Welcome to our Digest series from which we share our favorite happenings in exhibitions, design, and architecture, all served in small, yet filling bites. We’ve gathered our picks for the top 5 recent exhibitions. Enjoy!
1. Kimsooja | Hands On Participatory Installation, Archive of Mind
Peabody Essex Museum, Salem, Massechussets
Through January 19, 2020
The exhibition comprises a huge oval table and several large slabs of clay. You’ll be asked to break off a chunk, take a seat on a low stool, roll your clay into a ball, and roll the ball into the middle of the table, where it will join hundreds of others, in various sizes and shades of brown and gray, made by previous visitors.
It’s a powerful demonstration of how discrete forms, like raindrops, brush strokes or human beings, can combine into a larger whole without giving up their individuality.
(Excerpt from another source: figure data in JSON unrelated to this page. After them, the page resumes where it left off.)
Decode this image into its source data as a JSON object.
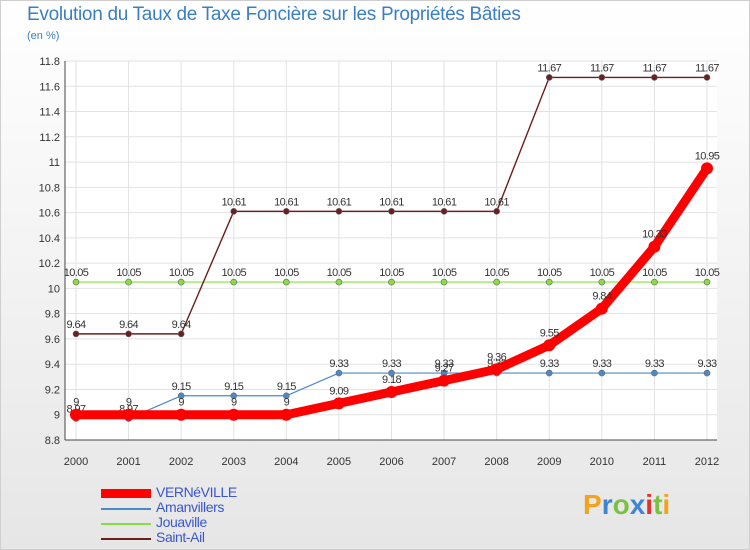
{
  "chart_data": {
    "type": "line",
    "title": "Evolution du Taux de Taxe Foncière sur les Propriétés Bâties",
    "ylabel": "(en %)",
    "xlabel": "",
    "categories": [
      "2000",
      "2001",
      "2002",
      "2003",
      "2004",
      "2005",
      "2006",
      "2007",
      "2008",
      "2009",
      "2010",
      "2011",
      "2012"
    ],
    "ylim": [
      8.8,
      11.8
    ],
    "yticks": [
      "8.8",
      "9",
      "9.2",
      "9.4",
      "9.6",
      "9.8",
      "10",
      "10.2",
      "10.4",
      "10.6",
      "10.8",
      "11",
      "11.2",
      "11.4",
      "11.6",
      "11.8"
    ],
    "ytick_values": [
      8.8,
      9.0,
      9.2,
      9.4,
      9.6,
      9.8,
      10.0,
      10.2,
      10.4,
      10.6,
      10.8,
      11.0,
      11.2,
      11.4,
      11.6,
      11.8
    ],
    "series": [
      {
        "name": "VERNéVILLE",
        "color": "#ff0000",
        "values": [
          9,
          9,
          9,
          9,
          9,
          9.09,
          9.18,
          9.27,
          9.36,
          9.55,
          9.84,
          10.33,
          10.95
        ],
        "labels": [
          "9",
          "9",
          "9",
          "9",
          "9",
          "9.09",
          "9.18",
          "9.27",
          "9.36",
          "9.55",
          "9.84",
          "10.33",
          "10.95"
        ]
      },
      {
        "name": "Amanvillers",
        "color": "#4a8ac9",
        "values": [
          8.97,
          8.97,
          9.15,
          9.15,
          9.15,
          9.33,
          9.33,
          9.33,
          9.33,
          9.33,
          9.33,
          9.33,
          9.33
        ],
        "labels": [
          "8.97",
          "8.97",
          "9.15",
          "9.15",
          "9.15",
          "9.33",
          "9.33",
          "9.33",
          "9.33",
          "9.33",
          "9.33",
          "9.33",
          "9.33"
        ]
      },
      {
        "name": "Jouaville",
        "color": "#88dd44",
        "values": [
          10.05,
          10.05,
          10.05,
          10.05,
          10.05,
          10.05,
          10.05,
          10.05,
          10.05,
          10.05,
          10.05,
          10.05,
          10.05
        ],
        "labels": [
          "10.05",
          "10.05",
          "10.05",
          "10.05",
          "10.05",
          "10.05",
          "10.05",
          "10.05",
          "10.05",
          "10.05",
          "10.05",
          "10.05",
          "10.05"
        ]
      },
      {
        "name": "Saint-Ail",
        "color": "#6b1f1f",
        "values": [
          9.64,
          9.64,
          9.64,
          10.61,
          10.61,
          10.61,
          10.61,
          10.61,
          10.61,
          11.67,
          11.67,
          11.67,
          11.67
        ],
        "labels": [
          "9.64",
          "9.64",
          "9.64",
          "10.61",
          "10.61",
          "10.61",
          "10.61",
          "10.61",
          "10.61",
          "11.67",
          "11.67",
          "11.67",
          "11.67"
        ]
      }
    ],
    "legend_position": "bottom-left"
  },
  "logo": {
    "letters": [
      "P",
      "r",
      "o",
      "x",
      "i",
      "t",
      "i"
    ],
    "colors": [
      "#f3a21a",
      "#3d86d3",
      "#7cc242",
      "#3d86d3",
      "#e2322b",
      "#7cc242",
      "#f3a21a"
    ]
  }
}
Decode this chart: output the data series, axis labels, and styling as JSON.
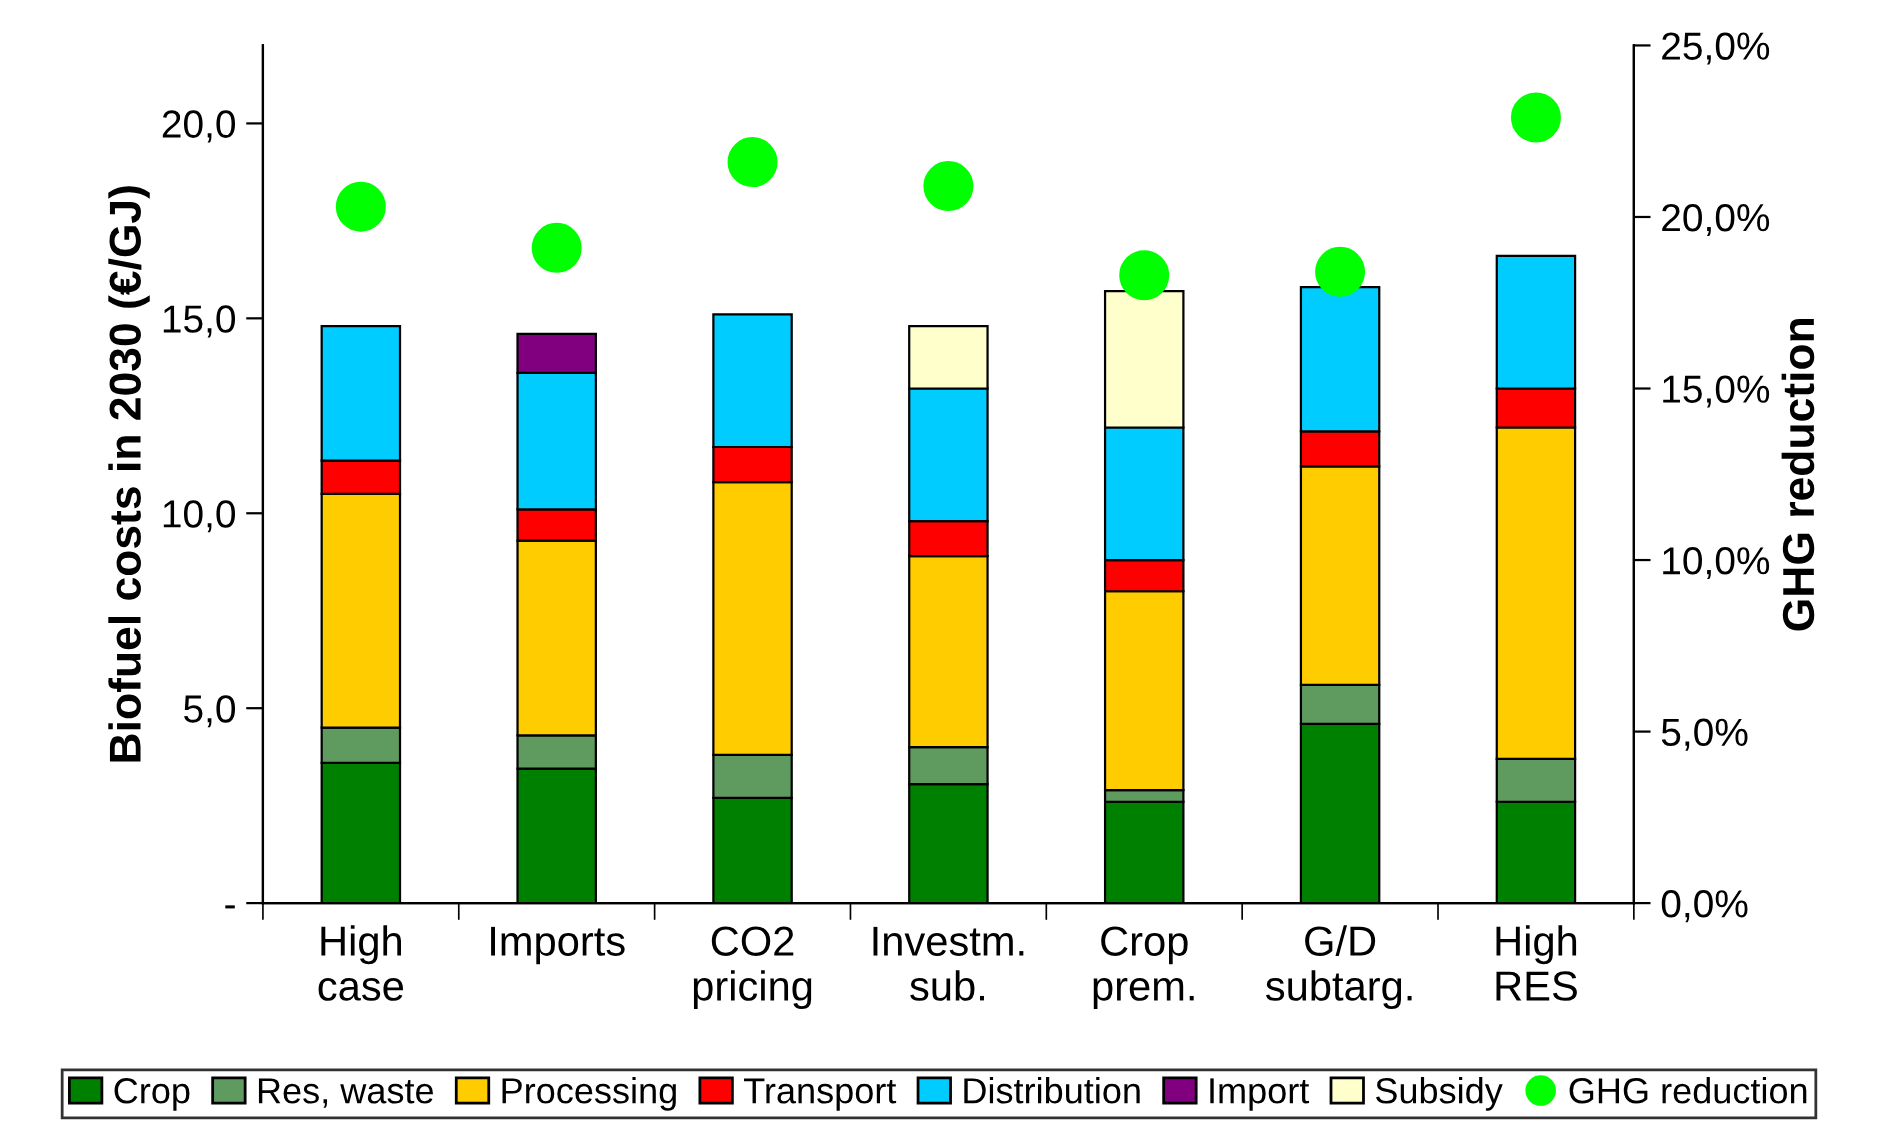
{
  "chart_data": {
    "type": "bar",
    "stacked": true,
    "ylabel": "Biofuel costs in 2030 (€/GJ)",
    "y2label": "GHG reduction",
    "categories": [
      "High\ncase",
      "Imports",
      "CO2\npricing",
      "Investm.\nsub.",
      "Crop\nprem.",
      "G/D\nsubtarg.",
      "High\nRES"
    ],
    "series": [
      {
        "name": "Crop",
        "color": "#008000",
        "values": [
          3.6,
          3.45,
          2.7,
          3.05,
          2.6,
          4.6,
          2.6
        ]
      },
      {
        "name": "Res, waste",
        "color": "#5f9a5f",
        "values": [
          0.9,
          0.85,
          1.1,
          0.95,
          0.3,
          1.0,
          1.1
        ]
      },
      {
        "name": "Processing",
        "color": "#ffcc00",
        "values": [
          6.0,
          5.0,
          7.0,
          4.9,
          5.1,
          5.6,
          8.5
        ]
      },
      {
        "name": "Transport",
        "color": "#ff0000",
        "values": [
          0.85,
          0.8,
          0.9,
          0.9,
          0.8,
          0.9,
          1.0
        ]
      },
      {
        "name": "Distribution",
        "color": "#00ccff",
        "values": [
          3.45,
          3.5,
          3.4,
          3.4,
          3.4,
          3.7,
          3.4
        ]
      },
      {
        "name": "Import",
        "color": "#800080",
        "values": [
          null,
          1.0,
          null,
          null,
          null,
          null,
          null
        ]
      },
      {
        "name": "Subsidy",
        "color": "#ffffcc",
        "values": [
          null,
          null,
          null,
          1.6,
          3.5,
          null,
          null
        ]
      },
      {
        "name": "GHG reduction",
        "type": "scatter",
        "axis": "y2",
        "marker": "circle",
        "color": "#00ff00",
        "x": [
          "High\ncase",
          "Imports",
          "CO2\npricing",
          "Investm.\nsub.",
          "Crop\nprem.",
          "G/D\nsubtarg.",
          "High\nRES"
        ],
        "values": [
          20.3,
          19.1,
          21.6,
          20.9,
          18.3,
          18.4,
          22.9
        ]
      }
    ],
    "ylim": [
      0,
      22
    ],
    "yticks": [
      {
        "value": 0,
        "label": "-"
      },
      {
        "value": 5,
        "label": "5,0"
      },
      {
        "value": 10,
        "label": "10,0"
      },
      {
        "value": 15,
        "label": "15,0"
      },
      {
        "value": 20,
        "label": "20,0"
      }
    ],
    "y2lim": [
      0,
      25
    ],
    "y2ticks": [
      {
        "value": 0,
        "label": "0,0%"
      },
      {
        "value": 5,
        "label": "5,0%"
      },
      {
        "value": 10,
        "label": "10,0%"
      },
      {
        "value": 15,
        "label": "15,0%"
      },
      {
        "value": 20,
        "label": "20,0%"
      },
      {
        "value": 25,
        "label": "25,0%"
      }
    ],
    "grid": false,
    "legend": "bottom"
  }
}
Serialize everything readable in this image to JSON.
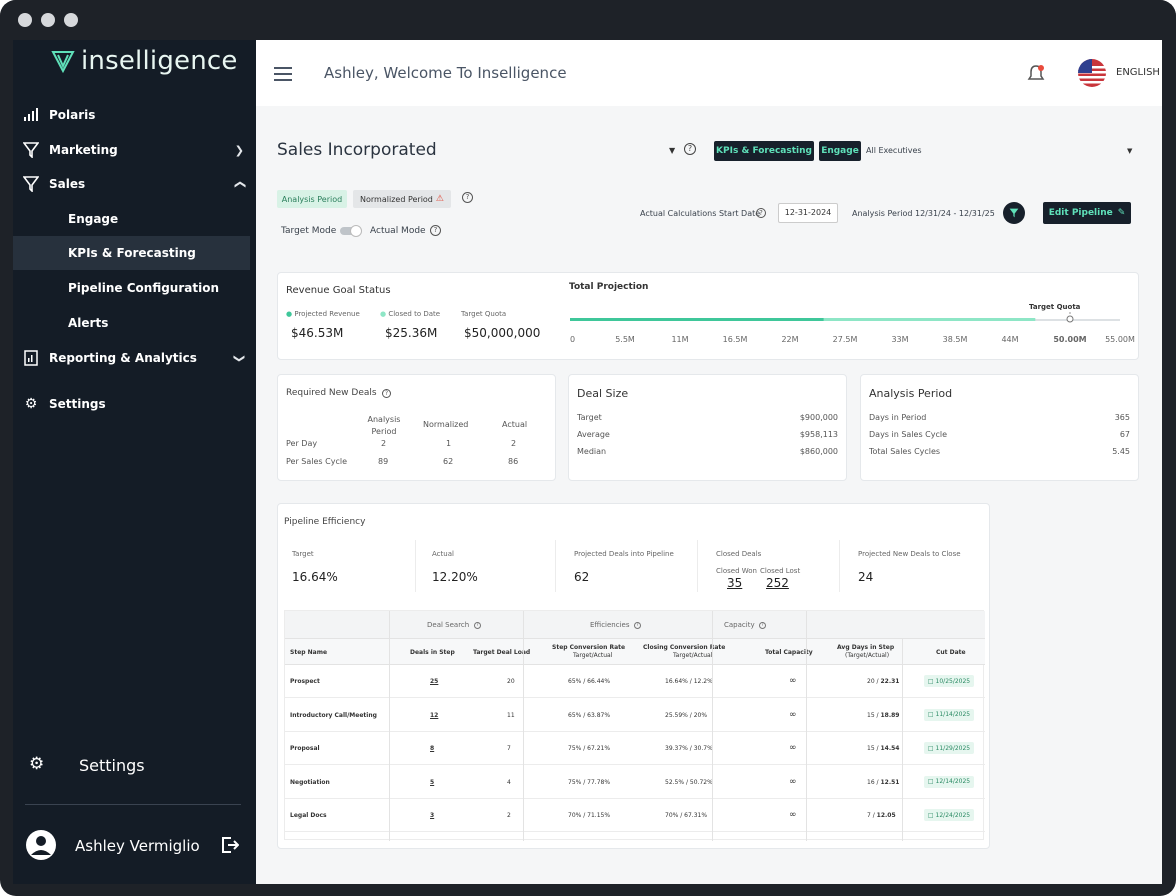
{
  "app": {
    "brand": "inselligence",
    "welcome": "Ashley, Welcome To Inselligence",
    "language": "ENGLISH"
  },
  "sidebar": {
    "items": [
      {
        "label": "Polaris",
        "icon": "signal-icon"
      },
      {
        "label": "Marketing",
        "icon": "filter-icon"
      },
      {
        "label": "Sales",
        "icon": "filter-icon"
      },
      {
        "label": "Engage"
      },
      {
        "label": "KPIs & Forecasting"
      },
      {
        "label": "Pipeline Configuration"
      },
      {
        "label": "Alerts"
      },
      {
        "label": "Reporting & Analytics",
        "icon": "report-icon"
      },
      {
        "label": "Settings",
        "icon": "gear-icon"
      }
    ],
    "bottom_settings": "Settings",
    "user_name": "Ashley Vermiglio"
  },
  "header": {
    "company": "Sales Incorporated",
    "kpi_button": "KPIs & Forecasting",
    "engage_button": "Engage",
    "executives": "All Executives",
    "analysis_period_chip": "Analysis Period",
    "normalized_period_chip": "Normalized Period",
    "calc_start_label": "Actual Calculations Start Date",
    "calc_start_value": "12-31-2024",
    "analysis_range": "Analysis Period 12/31/24 - 12/31/25",
    "edit_pipeline": "Edit Pipeline",
    "target_mode": "Target Mode",
    "actual_mode": "Actual Mode"
  },
  "revenue": {
    "title": "Revenue Goal Status",
    "projected_label": "Projected Revenue",
    "projected_value": "$46.53M",
    "closed_label": "Closed to Date",
    "closed_value": "$25.36M",
    "target_label": "Target Quota",
    "target_value": "$50,000,000",
    "total_projection": "Total Projection",
    "target_quota_marker": "Target Quota"
  },
  "chart_data": {
    "type": "bar",
    "title": "Total Projection",
    "ticks": [
      "0",
      "5.5M",
      "11M",
      "16.5M",
      "22M",
      "27.5M",
      "33M",
      "38.5M",
      "44M",
      "50.00M",
      "55.00M"
    ],
    "closed": 25.36,
    "projected": 46.53,
    "target": 50.0,
    "xlim": [
      0,
      55
    ]
  },
  "required_deals": {
    "title": "Required New Deals",
    "headers": [
      "Analysis Period",
      "Normalized",
      "Actual"
    ],
    "rows": [
      {
        "label": "Per Day",
        "values": [
          "2",
          "1",
          "2"
        ]
      },
      {
        "label": "Per Sales Cycle",
        "values": [
          "89",
          "62",
          "86"
        ]
      }
    ]
  },
  "deal_size": {
    "title": "Deal Size",
    "rows": [
      {
        "label": "Target",
        "value": "$900,000"
      },
      {
        "label": "Average",
        "value": "$958,113"
      },
      {
        "label": "Median",
        "value": "$860,000"
      }
    ]
  },
  "analysis_period": {
    "title": "Analysis Period",
    "rows": [
      {
        "label": "Days in Period",
        "value": "365"
      },
      {
        "label": "Days in Sales Cycle",
        "value": "67"
      },
      {
        "label": "Total Sales Cycles",
        "value": "5.45"
      }
    ]
  },
  "pipeline": {
    "title": "Pipeline Efficiency",
    "target_label": "Target",
    "target_value": "16.64%",
    "actual_label": "Actual",
    "actual_value": "12.20%",
    "projected_label": "Projected Deals into Pipeline",
    "projected_value": "62",
    "closed_label": "Closed Deals",
    "won_label": "Closed Won",
    "won_value": "35",
    "lost_label": "Closed Lost",
    "lost_value": "252",
    "new_label": "Projected New Deals to Close",
    "new_value": "24",
    "groups": [
      "Deal Search",
      "Efficiencies",
      "Capacity"
    ],
    "columns": [
      "Step Name",
      "Deals in Step",
      "Target Deal Load",
      "Step Conversion Rate",
      "Target/Actual",
      "Closing Conversion Rate",
      "Target/Actual",
      "Total Capacity",
      "Avg Days in Step",
      "(Target/Actual)",
      "Cut Date"
    ],
    "steps": [
      {
        "name": "Prospect",
        "deals": "25",
        "load": "20",
        "step_rate": "65% / 66.44%",
        "close_rate": "16.64% / 12.2%",
        "days_t": "20 / ",
        "days_a": "22.31",
        "cut": "10/25/2025"
      },
      {
        "name": "Introductory Call/Meeting",
        "deals": "12",
        "load": "11",
        "step_rate": "65% / 63.87%",
        "close_rate": "25.59% / 20%",
        "days_t": "15 / ",
        "days_a": "18.89",
        "cut": "11/14/2025"
      },
      {
        "name": "Proposal",
        "deals": "8",
        "load": "7",
        "step_rate": "75% / 67.21%",
        "close_rate": "39.37% / 30.7%",
        "days_t": "15 / ",
        "days_a": "14.54",
        "cut": "11/29/2025"
      },
      {
        "name": "Negotiation",
        "deals": "5",
        "load": "4",
        "step_rate": "75% / 77.78%",
        "close_rate": "52.5% / 50.72%",
        "days_t": "16 / ",
        "days_a": "12.51",
        "cut": "12/14/2025"
      },
      {
        "name": "Legal Docs",
        "deals": "3",
        "load": "2",
        "step_rate": "70% / 71.15%",
        "close_rate": "70% / 67.31%",
        "days_t": "7 / ",
        "days_a": "12.05",
        "cut": "12/24/2025"
      }
    ]
  },
  "colors": {
    "sidebar": "#141c26",
    "accent": "#5fe0b9",
    "projection_closed": "#3fc79a",
    "projection_projected": "#8ee6c6"
  }
}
As you’ll find if you wander into the project’s North American premiere at the Peabody Essex Museum in Salem, Mass., this summer, it’s also an ingenious way to trick thousands of museumgoers into meditating.
Text From HyperAllergic
2. Simone Fattal | The Politics of Archeology and Excavation
Long Island City, New York
March 31–September 2, 2019
MoMA PS1 presents the first solo museum exhibition in the United States of the work of Simone Fattal (Lebanese and American, b. 1942) Simone Fattal: Works and Days explores the impact of displacement, as well as the politics of archeology and excavation, as these themes resonate across the artist’s multifaceted practice.
Never far from the earth, her works emerge as an unfinished project of telling the stories of ancient history with figures taken from central references such as The Epic of Gilgamesh, The Odyssey, Dhat al-Himma, and others. Both timeless and specific, her work straddles the contemporary, the archaic, and the mythic. Nearly 200 sculptural works made of ceramic, stoneware, terracotta, bronze, and porcelain are displayed on architectural plinth structures that move through different themes within her oeuvre.
Roberta Smith writes of Fattal the New York Times:
Simone Fattal seems to make small ceramic sculptures the way some artists dash off fast, skillful sketches. There’s a sense of intoxicating speed and wry pleasure in their loose, sometimes clumsy forms and usually bright uneven surfaces. Like the best drawn sketches, these works also have an uncanny accuracy in their approximations of the real world.
Text from MoMA PS1
3. Christopher Staley | Locating Selfhood through Creativity
The Jane Hartsook Gallery, New York, New York
August 30-September 27, 2019
The Jane Hartsook Gallery presented new work by Christopher Staley. In the artist’s first solo exhibition in 10 years, Staley uses introspection to locate creativity and selfhood within his artistic process. Like the Process Artists of the ‘60s and ‘70s, he began to reevaluate where “art” occurred in his making process. Was it the finished object or the steps along the way? By analyzing his work as metaphor and interrogating his creative process, Staley leads by example and encourages other artists to do the same, raising the question: Are the objects in this exhibition the art, or is the introspection Staley sparks in others his true art?
Text from the Greenwich House
4. Akio Niisato | Exhibition Pieces about Light, Dark and Inner Volumes
Oxford Ceramics Gallery, Oxford, UK
June 29 – AUGUST 9, 2019
Born in Chiba in 1977, Akio Niisato is one of Japan’s leading porcelain potters. His work is influenced by classical Chinese and Japanese work, but it also has very modern northern European qualities of simplicity and concision, with his translucent, thinly walled cylinder and bowl forms pierced to make luminous lattices and patterns of light. Slight eclipses and gently dented rims often add to the quiet movement of these vessels, with their skilfully drilled perforations creating delicate surface rhythms and energies. Akio Niisato studied at Tajimi City Ceramics Design Centre, and has gone on to exhibit internationally. His work is exlusive in the UK at the Oxford Ceramics Gallery.
Text courtesy of the gallery
5. Peter Voulkos | Exhibition of Bronzes
Burning in Water, New York, New York
June 26-September 28, 2019
Voulkos had begun experimenting with lost-wax casting techniques as early as the 1960s. In 1986 he met the Italian-born Piero Mussi. Mussi was skilled in advanced lost-wax techniques. Thus began a collaboration that continued until the artist’s death in 2002.One product of this collaboration was a series of bronze sculptures based on a number of Voulkos’ key works in ceramics, including select examples of his “stack,” “ice bucket” and “plate” forms. A selection of these works constitute the core of the current exhibition Peter Voulkos: Stacks (1969 – 2001) at Burning in Water. Not merely copies of Voulkos’ ceramic works, these pieces are singular amalgamations of Voulkos’ skill and artistic sensibilities in both media. As Voulkos states:
There’s a lot of difference between clay and a five-hundred-pound casting. [But] my ideas, you know, still come from feeding back on the clay when I first touched it, and everything that happened between then and now.